だって、一緒にサッカーできないし、転ぶと泣くし、なにかっていうとすぐ怒るし。
そう言ったら従兄弟の兄ちゃんは「おまえも転んだら泣くじゃん」って言って笑った。
小学校でずっと一緒に遊んでいた、しんゆうのゆういちくんに相談したら「あんなかわいいこに好きになってもらえるなんてうらやましい」って本気で言う。
あんなやつ。
いくらかわいくったって生まれたときからずっとずっと一緒にいるんだぞ。
だから、いつだったか、理由なんか忘れちゃったけど、ちょっとのことですごいすごい怒るから、つい「おまえなんか嫌いだ」って言っちゃったんだ。
そしたらクラスで一番大きい瞳をちょっとの間いっぱいに開けて、それからゆっくり下を向いてだまりこんだ。

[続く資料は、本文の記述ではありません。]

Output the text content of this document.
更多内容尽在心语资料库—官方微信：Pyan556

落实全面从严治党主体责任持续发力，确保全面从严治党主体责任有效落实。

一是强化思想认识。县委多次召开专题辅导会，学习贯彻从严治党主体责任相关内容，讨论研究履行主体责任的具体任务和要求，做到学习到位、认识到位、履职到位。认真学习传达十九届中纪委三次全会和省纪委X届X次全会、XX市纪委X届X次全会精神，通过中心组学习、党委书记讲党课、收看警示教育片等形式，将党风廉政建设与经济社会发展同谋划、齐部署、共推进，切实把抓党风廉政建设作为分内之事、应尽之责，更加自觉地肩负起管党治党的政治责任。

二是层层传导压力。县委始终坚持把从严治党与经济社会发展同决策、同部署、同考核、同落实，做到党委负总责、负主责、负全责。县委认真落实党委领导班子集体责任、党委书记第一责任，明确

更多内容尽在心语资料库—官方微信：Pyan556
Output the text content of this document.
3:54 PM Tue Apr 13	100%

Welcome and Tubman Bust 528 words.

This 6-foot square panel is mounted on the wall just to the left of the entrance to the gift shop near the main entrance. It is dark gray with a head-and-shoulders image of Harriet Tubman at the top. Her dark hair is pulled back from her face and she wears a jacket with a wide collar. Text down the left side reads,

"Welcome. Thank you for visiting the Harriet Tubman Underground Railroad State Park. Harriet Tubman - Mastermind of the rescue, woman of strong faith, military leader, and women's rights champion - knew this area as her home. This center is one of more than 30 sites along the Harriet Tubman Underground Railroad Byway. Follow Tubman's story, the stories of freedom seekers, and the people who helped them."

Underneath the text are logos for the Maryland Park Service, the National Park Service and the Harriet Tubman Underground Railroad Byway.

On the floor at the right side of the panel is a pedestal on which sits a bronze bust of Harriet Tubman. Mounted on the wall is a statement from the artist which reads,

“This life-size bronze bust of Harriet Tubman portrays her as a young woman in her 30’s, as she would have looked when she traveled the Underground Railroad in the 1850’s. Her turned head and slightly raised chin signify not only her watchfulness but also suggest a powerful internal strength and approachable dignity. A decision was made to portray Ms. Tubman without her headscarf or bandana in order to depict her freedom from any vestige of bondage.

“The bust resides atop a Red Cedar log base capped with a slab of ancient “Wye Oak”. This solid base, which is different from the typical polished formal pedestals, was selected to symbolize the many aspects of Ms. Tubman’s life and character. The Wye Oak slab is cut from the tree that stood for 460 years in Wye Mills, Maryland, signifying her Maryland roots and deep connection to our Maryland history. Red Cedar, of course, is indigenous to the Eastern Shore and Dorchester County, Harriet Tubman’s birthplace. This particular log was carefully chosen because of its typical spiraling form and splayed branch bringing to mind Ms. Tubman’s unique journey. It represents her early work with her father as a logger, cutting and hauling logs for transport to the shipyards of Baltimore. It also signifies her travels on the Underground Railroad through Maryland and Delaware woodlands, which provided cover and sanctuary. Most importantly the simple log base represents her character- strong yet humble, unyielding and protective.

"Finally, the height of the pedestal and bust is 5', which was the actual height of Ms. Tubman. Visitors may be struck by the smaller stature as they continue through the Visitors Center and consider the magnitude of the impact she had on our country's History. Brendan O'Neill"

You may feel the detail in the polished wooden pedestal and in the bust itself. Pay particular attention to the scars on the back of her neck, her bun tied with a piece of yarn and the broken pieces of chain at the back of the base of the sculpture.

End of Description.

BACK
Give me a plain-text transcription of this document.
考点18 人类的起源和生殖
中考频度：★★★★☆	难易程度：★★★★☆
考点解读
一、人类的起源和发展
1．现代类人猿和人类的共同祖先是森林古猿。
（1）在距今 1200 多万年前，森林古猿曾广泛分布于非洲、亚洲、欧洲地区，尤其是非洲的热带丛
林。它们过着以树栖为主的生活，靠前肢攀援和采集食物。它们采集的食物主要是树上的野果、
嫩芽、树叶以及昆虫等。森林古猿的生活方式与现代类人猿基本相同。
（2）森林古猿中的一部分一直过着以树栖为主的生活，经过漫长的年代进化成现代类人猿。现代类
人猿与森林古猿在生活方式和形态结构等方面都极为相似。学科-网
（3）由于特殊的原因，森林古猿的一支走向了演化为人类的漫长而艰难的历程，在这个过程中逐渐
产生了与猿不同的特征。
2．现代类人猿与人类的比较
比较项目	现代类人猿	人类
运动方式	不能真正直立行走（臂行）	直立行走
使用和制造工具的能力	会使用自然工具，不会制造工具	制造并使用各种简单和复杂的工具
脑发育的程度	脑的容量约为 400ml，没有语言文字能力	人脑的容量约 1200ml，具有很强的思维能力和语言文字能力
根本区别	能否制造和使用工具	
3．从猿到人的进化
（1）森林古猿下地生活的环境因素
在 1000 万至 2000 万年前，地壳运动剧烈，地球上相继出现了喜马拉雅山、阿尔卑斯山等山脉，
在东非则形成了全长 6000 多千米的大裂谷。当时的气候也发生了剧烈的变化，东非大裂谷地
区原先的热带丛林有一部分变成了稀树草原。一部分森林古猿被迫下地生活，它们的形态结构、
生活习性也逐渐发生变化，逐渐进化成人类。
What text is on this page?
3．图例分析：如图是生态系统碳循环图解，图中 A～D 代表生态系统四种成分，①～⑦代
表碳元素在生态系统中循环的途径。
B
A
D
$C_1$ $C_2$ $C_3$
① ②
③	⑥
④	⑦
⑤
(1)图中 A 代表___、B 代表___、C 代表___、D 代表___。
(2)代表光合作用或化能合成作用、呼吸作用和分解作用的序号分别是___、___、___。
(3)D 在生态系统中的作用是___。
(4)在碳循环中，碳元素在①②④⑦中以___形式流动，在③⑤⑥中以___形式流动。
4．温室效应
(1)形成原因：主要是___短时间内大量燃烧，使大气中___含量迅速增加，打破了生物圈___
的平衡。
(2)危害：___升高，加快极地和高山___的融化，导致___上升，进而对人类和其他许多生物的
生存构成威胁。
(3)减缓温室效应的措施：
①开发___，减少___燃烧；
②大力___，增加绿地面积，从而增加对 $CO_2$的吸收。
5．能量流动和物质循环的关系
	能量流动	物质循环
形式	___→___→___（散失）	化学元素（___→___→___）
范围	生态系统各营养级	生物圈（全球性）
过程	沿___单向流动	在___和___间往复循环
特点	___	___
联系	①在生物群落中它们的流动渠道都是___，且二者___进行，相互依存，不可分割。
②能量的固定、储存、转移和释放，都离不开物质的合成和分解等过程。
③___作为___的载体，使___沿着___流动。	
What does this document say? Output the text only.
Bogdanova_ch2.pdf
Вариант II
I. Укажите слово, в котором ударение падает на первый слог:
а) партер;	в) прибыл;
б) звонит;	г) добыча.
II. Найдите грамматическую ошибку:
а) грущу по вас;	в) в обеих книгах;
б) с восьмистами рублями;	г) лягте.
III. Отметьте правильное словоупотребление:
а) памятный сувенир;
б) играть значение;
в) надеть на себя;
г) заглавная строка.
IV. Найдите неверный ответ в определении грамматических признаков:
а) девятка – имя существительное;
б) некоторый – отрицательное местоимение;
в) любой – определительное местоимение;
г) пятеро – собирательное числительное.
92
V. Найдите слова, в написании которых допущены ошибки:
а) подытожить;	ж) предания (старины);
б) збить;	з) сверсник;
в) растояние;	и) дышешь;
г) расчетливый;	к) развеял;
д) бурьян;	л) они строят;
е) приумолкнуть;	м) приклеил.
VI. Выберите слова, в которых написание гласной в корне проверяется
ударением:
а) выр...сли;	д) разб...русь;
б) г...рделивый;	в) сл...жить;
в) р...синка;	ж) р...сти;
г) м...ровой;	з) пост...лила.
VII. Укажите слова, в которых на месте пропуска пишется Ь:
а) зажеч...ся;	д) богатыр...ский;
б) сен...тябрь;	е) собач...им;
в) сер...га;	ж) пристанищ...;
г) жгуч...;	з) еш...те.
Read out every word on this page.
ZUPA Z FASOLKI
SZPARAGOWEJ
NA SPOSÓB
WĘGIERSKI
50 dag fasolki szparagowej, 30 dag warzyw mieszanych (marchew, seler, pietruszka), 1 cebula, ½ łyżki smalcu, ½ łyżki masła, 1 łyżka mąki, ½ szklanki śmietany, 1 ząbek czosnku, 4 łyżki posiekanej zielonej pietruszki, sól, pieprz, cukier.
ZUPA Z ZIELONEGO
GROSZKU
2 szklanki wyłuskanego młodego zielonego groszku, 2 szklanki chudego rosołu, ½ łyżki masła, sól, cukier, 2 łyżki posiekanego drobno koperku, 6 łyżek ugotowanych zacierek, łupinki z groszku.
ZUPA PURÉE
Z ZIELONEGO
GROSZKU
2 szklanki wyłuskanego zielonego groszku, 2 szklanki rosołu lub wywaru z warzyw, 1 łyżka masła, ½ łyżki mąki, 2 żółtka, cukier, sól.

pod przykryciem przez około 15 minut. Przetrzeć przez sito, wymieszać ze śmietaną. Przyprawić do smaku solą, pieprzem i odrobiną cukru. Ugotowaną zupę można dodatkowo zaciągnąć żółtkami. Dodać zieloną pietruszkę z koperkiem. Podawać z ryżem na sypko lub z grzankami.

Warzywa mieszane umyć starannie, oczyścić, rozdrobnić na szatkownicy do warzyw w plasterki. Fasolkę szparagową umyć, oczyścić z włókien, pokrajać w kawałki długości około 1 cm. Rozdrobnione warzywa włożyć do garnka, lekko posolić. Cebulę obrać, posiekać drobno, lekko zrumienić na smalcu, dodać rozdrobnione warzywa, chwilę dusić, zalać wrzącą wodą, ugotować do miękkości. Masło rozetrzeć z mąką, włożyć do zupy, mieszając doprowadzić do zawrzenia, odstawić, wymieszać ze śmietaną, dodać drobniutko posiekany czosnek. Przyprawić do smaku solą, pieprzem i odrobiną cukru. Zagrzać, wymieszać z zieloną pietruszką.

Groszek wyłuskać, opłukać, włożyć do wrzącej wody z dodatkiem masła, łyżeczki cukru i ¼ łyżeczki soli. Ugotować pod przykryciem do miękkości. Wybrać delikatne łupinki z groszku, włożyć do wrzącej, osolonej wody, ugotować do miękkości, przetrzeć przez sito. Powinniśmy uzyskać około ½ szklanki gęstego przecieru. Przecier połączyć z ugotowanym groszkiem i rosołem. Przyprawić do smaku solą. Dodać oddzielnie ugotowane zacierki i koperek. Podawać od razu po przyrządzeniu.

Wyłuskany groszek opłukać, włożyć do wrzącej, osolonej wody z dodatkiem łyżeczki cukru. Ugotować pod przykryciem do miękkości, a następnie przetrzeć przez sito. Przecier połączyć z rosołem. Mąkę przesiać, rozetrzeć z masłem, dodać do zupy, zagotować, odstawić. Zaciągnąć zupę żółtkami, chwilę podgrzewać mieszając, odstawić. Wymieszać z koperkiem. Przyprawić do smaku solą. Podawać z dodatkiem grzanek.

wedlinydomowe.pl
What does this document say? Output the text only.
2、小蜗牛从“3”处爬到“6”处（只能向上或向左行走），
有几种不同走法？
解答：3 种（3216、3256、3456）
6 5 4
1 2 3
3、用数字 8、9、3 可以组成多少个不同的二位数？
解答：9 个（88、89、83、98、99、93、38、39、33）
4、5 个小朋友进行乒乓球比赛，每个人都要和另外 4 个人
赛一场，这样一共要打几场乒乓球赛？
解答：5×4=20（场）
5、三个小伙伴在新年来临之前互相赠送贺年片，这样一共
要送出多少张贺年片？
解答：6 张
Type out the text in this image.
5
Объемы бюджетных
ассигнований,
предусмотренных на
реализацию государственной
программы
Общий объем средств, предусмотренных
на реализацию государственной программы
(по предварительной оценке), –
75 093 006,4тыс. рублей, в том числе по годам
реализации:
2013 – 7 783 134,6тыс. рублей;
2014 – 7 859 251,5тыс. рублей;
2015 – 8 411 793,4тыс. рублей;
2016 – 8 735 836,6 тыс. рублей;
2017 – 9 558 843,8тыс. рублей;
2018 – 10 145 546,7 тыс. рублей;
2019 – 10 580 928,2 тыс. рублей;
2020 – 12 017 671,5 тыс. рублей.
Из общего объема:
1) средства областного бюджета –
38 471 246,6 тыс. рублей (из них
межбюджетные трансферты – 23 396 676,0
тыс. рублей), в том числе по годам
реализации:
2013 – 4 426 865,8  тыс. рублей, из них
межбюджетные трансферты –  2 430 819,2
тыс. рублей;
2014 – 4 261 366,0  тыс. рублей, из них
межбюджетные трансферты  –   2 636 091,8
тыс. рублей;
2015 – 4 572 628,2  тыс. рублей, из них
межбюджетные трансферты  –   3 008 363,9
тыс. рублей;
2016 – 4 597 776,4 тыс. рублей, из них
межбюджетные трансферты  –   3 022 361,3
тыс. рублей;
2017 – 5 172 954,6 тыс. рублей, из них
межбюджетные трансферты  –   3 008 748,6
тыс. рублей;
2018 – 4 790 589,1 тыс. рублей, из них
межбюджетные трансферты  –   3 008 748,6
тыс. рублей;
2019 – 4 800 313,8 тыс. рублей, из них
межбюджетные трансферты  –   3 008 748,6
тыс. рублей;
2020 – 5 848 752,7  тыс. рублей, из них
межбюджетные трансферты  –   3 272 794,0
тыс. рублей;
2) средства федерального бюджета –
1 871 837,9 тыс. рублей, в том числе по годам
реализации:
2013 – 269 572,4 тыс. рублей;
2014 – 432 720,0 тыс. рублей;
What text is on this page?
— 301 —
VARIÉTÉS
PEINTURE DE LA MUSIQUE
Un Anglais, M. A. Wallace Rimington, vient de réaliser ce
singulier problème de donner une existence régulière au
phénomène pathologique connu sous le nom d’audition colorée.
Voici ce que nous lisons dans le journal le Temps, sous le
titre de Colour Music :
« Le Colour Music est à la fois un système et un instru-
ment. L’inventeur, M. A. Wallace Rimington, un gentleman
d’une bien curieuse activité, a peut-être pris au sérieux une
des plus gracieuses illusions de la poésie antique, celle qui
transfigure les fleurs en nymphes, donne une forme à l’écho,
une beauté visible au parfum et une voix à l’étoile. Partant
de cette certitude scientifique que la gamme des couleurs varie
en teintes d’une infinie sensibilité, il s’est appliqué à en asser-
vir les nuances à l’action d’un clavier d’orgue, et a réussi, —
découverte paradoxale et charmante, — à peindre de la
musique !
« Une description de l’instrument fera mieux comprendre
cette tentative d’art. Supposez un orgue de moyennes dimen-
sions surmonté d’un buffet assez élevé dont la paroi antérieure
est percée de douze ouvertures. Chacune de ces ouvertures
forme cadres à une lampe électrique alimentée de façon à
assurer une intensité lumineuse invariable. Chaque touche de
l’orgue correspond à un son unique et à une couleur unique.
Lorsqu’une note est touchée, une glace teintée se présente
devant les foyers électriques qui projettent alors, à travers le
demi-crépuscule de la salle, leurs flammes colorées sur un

いつもいっぱいしゃべるくせに、こんなときにだまるなんて、ずるい。
いつもすぐ泣くくせに、こんなときに歯を食いしばるなんて。
「……ごめんな」
もう中学生になったのに、たぶんいまも、あかりに歯を食いしばらせて我慢させてる。
アキラが、
あいつがあんまり眩しいから、いまはあいつ以外見えないんだ。
ほかのすべてのことが、オレにとってどうでもいいことになってる。
あかりのことも。
友だちのことも。
学校のことも。
全部。
「…ゆるしてあげない…」
涙をいっぱいにためて見上げてくる瞳に、例えようもなく安心する。
クラスのやつらに冷やかされたけど、手をつないで通学路を歩いた。
振り返ると、いつもそこにいる。
あれは確か、冬の日だった。
「ごめんな」
脈絡もなく口にした謝罪の言葉に、あかりは視線をそらした。
もう、めったに一緒に帰ることはない。
となりから小さなため息が聞こえた。
☆ ☆ ☆
ヒカルとあかり
なんて狙いすぎな名前、普通つけないと思う。
親同士が仲良くて、子供が同じ年の同じ月に生まれたからってそんな対になる名前じゃ、
いつも一緒にいないとおかしいじゃない。
結婚しなかったら恥ずかしいじゃない。
なんて脳天気な親たち。
それでも、女の子みたいにかわいいヒカルに、親たちの押しつけからじゃなく好かれてるってわかってたから、ずっと待ってたのに。
ずっとついて行こうって思ってたのに。
いつまでたっても振り返らないで、どんどん行ってしまうヒカル。
そんなに早く走ったら、いくらわたしでも追いつけないよ。
「ごめんな」
少しの間に男の子っぽくなったヒカルが、何気なくつぶやいた。
そんな言葉じゃごまかされない。だってもう、手だって引いてくれない。
ぜったいに、
絶対に一生、ゆるしてあげないんだから。